Charles, Henry and George Enderby were Samuel's sons. In 1841 Charles was living in Enderby House at Enderby Wharf, while George and Henry were living with their mother in Old Charlton. Previously the family had moved from Greenwich/Blackheath to Eltham. By 1846 Mary Enderby was dead and Charles tried to save the firm by setting up the South Seas Whaling Company with others. As he sailed out of Plymouth to go to the Auckland Islands, NZ, a notice to the effect that the Enderbys were unable to meet all their financial commitments appeared in a London newspaper. There is an excellent book on the ill-fated settlement.

George Enderby. It is unlikely that George lived on Greenwich Marsh. The Enderby Rope Works and other buildings were destroyed or badly damaged by fire in March 1845. Enderby House was eventually repaired.In 1849 Charles moved away, never to return to Greenwich. I had a letter from a Gravesend historian who found George Enderby living in the 1850s and 1860s at Orme House in Northfleet, Kent. The 1861 census listed him as unmarried, age 58; a retired ship owner. His housekeeper Mary Nunn called him ‘Captain Enderby’ and when George moved to Dover Road, Mary moved with him. I have no death date for him.

Henry Enderby. After leaving the Charlton area at some date, he went to live with a male opera singer in West London.

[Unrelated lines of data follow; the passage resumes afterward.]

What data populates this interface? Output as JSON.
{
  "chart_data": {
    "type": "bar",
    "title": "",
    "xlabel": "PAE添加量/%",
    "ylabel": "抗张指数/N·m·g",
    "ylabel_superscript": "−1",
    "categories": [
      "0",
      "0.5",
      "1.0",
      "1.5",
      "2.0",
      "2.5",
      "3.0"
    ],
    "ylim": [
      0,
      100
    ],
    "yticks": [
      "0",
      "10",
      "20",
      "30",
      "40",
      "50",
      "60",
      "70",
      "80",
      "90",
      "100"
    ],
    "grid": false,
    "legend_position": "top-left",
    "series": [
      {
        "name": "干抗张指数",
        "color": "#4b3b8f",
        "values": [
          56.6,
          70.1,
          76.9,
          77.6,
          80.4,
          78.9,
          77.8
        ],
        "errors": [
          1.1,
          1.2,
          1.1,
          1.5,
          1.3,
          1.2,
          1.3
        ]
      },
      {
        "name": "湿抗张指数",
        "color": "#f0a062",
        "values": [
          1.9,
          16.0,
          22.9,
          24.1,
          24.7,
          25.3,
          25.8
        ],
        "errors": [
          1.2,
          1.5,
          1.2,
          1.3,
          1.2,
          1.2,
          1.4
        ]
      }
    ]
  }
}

William Enderby. Born 1805. William had money in the firm but does not appear to have been that involved. He married a Mary Howls in 1830 and they had 8 children, e.g. Baptism entry from St. Luke's Church, Charlton, May 23rd 1837:- Charles, son of William and Mary Enderby. Abode Eltham. Father’s profession - Gentleman. Later William Enderby is listed as a ratepayer in Shooters Hill Road. Other information is taken from a notebook of H.H.Enderby of Kai Iwi Beach, Nr.Wanganui, NZ. - H.H. Enderby was William and Mary's grandson. After the firm crashed it is quite likely that William went to Australia or New Zealand. I have no death date for him.
One whaling historian described the Enderbys as "Clogs to clogs in three generations".